Placements are determined like this: the first-place finisher is the one with the most first-place votes. If no skater has a majority, it becomes the one with the most firsts and seconds. If there is still no majority, it's the skater with the most firsts, seconds and thirds. And so on.

The judges' obvious disagreement hints at a compelling conclusion to the men's competition in Thursday's deciding free skate. The overall standings among the top five going into the free skate are the same as today's short program results. The overall marks include the short program (30 percent of the final score) and Monday's qualifying results (20 percent).

Balancing Stojko's second-place votes were sixth-place marks from two judges. And pulling down Weiss's standing were three fifth-place marks and a perplexing seventh-place from a judge from Finland.

In another odd bit of mathematics, Urmanov did not receive a single vote lower than fifth place. But on balance, his marks were lower than Weiss's or Stojko's.

All of the top five skaters besides Plushenko, who received nine first-place votes, can be blamed for bringing the judges' confusion upon themselves. None skated flawlessly. None fell or made a major mistake, but all were tagged with deductions for minor flubs in the technically oriented short program.

"When people don't skate well in the short program, sometimes there is a lot of mixing and mingling with the marks, the judges trying to put everyone where they want them to be," Weiss said.

The leading six skaters each competed in the last group today, one after the other. Yagudin, who along with Urmanov won his qualifying group, skated first but stepped out of his combination jump.

Urmanov followed and turned a required triple jump into a double and misstepped on his footwork. Takeshi Honda of Japan, who fell from third place in his qualifying group to seventh place behind German Andresj Vlascenko, made two gaffes. He fell attempting a quadruple jump and turned a triple jump into a double.

Weiss followed and skated perhaps the most flawless program of any of the two-through-five skaters -- only his program had a slightly lower level of difficulty. Weiss's only mistake was two-footing the triple flip of a combination jump.

That left Plushenko, who brought the crowd of about 5,000 at Hartwall Arena to its feet. His effort lacked even a wobble.

At that point, the only thing standing between Weiss and third place entering the free skate was Stojko. Stojko turned a combination triple jump into a double, but he seemed to score points with the judges for attempting a quadruple toe loop. Stojko two-footed the landing, but the attempt showed daring.

Stojko's performance offered vindication for a traumatic season marred by a lingering groin injury. Stojko said today he didn't feel 100 percent healthy until a week ago. He has competed with the injury since the 1998 Winter Olympics in Nagano, in which he all but limped to a silver medal.

"This season has been the toughest I've ever encountered by 10-fold," he said.

Weiss said he believed he deserved to be ahead of Stojko, who offered Weiss a friendly handshake before taking the ice, in the standings.

"Skating is a subjective sport," Weiss said. " . . . He didn't skate great; he skated okay.

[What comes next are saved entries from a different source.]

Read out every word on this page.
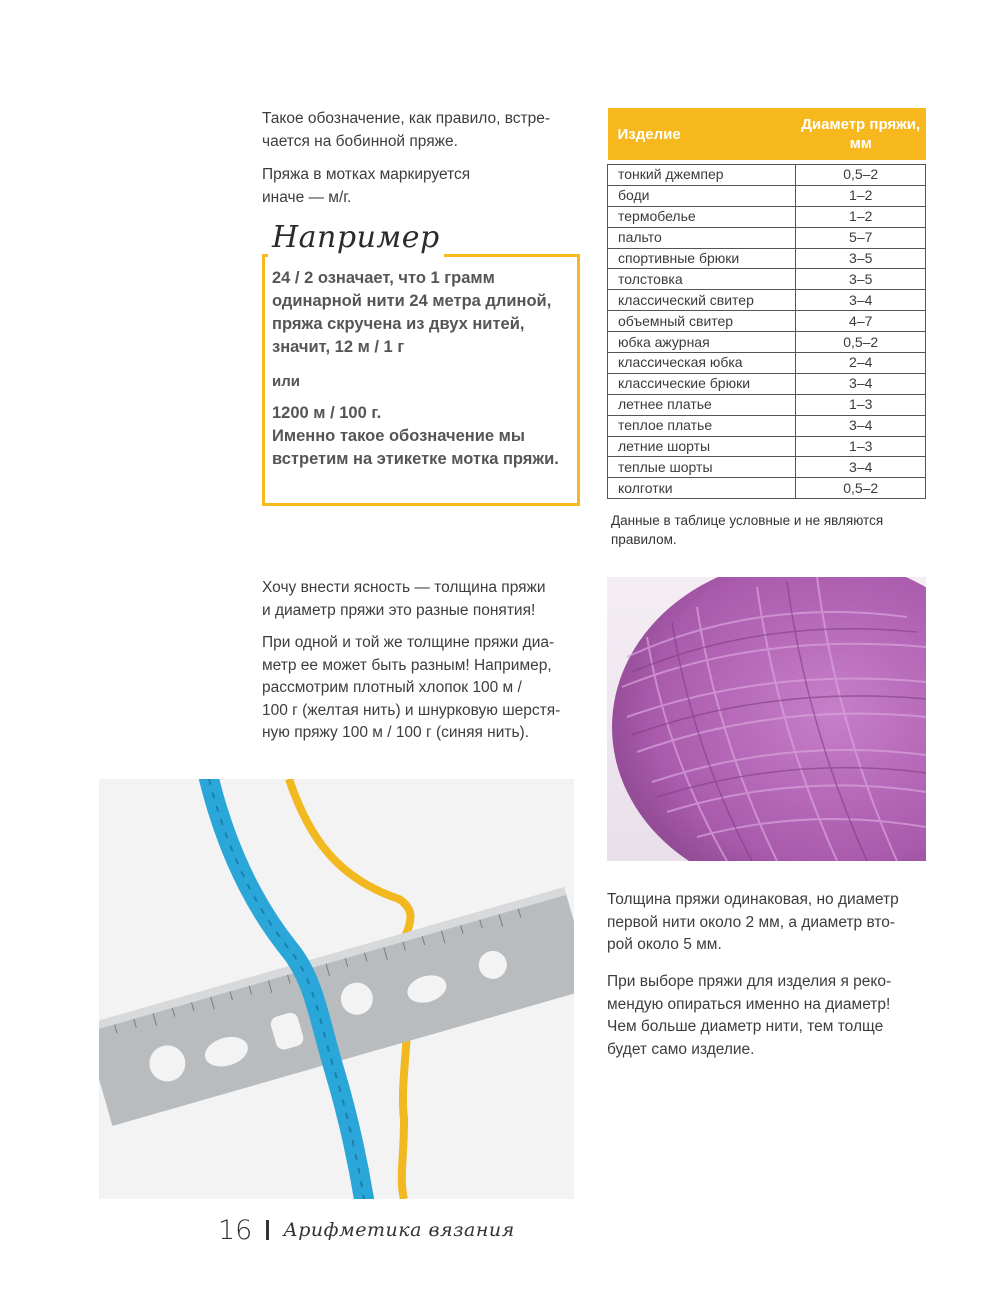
Такое обозначение, как правило, встре-
чается на бобинной пряже.

Пряжа в мотках маркируется
иначе — м/г.

Например

24 / 2 означает, что 1 грамм одинарной нити 24 метра длиной, пряжа скручена из двух нитей, значит, 12 м / 1 г

или

1200 м / 100 г.
Именно такое обозначение мы встретим на этикетке мотка пряжи.

Изделие	Диаметр пряжи, мм

тонкий джемпер	0,5–2
боди	1–2
термобелье	1–2
пальто	5–7
спортивные брюки	3–5
толстовка	3–5
классический свитер	3–4
объемный свитер	4–7
юбка ажурная	0,5–2
классическая юбка	2–4
классические брюки	3–4
летнее платье	1–3
теплое платье	3–4
летние шорты	1–3
теплые шорты	3–4
колготки	0,5–2

Данные в таблице условные и не являются правилом.

Хочу внести ясность — толщина пряжи
и диаметр пряжи это разные понятия!

При одной и той же толщине пряжи диа-
метр ее может быть разным! Например,
рассмотрим плотный хлопок 100 м /
100 г (желтая нить) и шнурковую шерстя-
ную пряжу 100 м / 100 г (синяя нить).

Толщина пряжи одинаковая, но диаметр
первой нити около 2 мм, а диаметр вто-
рой около 5 мм.

При выборе пряжи для изделия я реко-
мендую опираться именно на диаметр!
Чем больше диаметр нити, тем толще
будет само изделие.

16 Арифметика вязания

But he's a three-time world champion."

Nobody raised any questions about Plushenko's position, not even Yagudin, the defending world champion. The young Plushenko has humbled both of his countrymen recently, defeating them in this year's Russian national championships.

"Excellent," Plushenko said about his performance.

Yagudin declined to discuss an injury to his left calf that seems to have bothered him during the first two rounds. "It's my secret," he said.

The bigger secret is who will land on the podium after Thursday's competition.

"The way people are skating," Weiss said, "I think anybody still has a shot at it."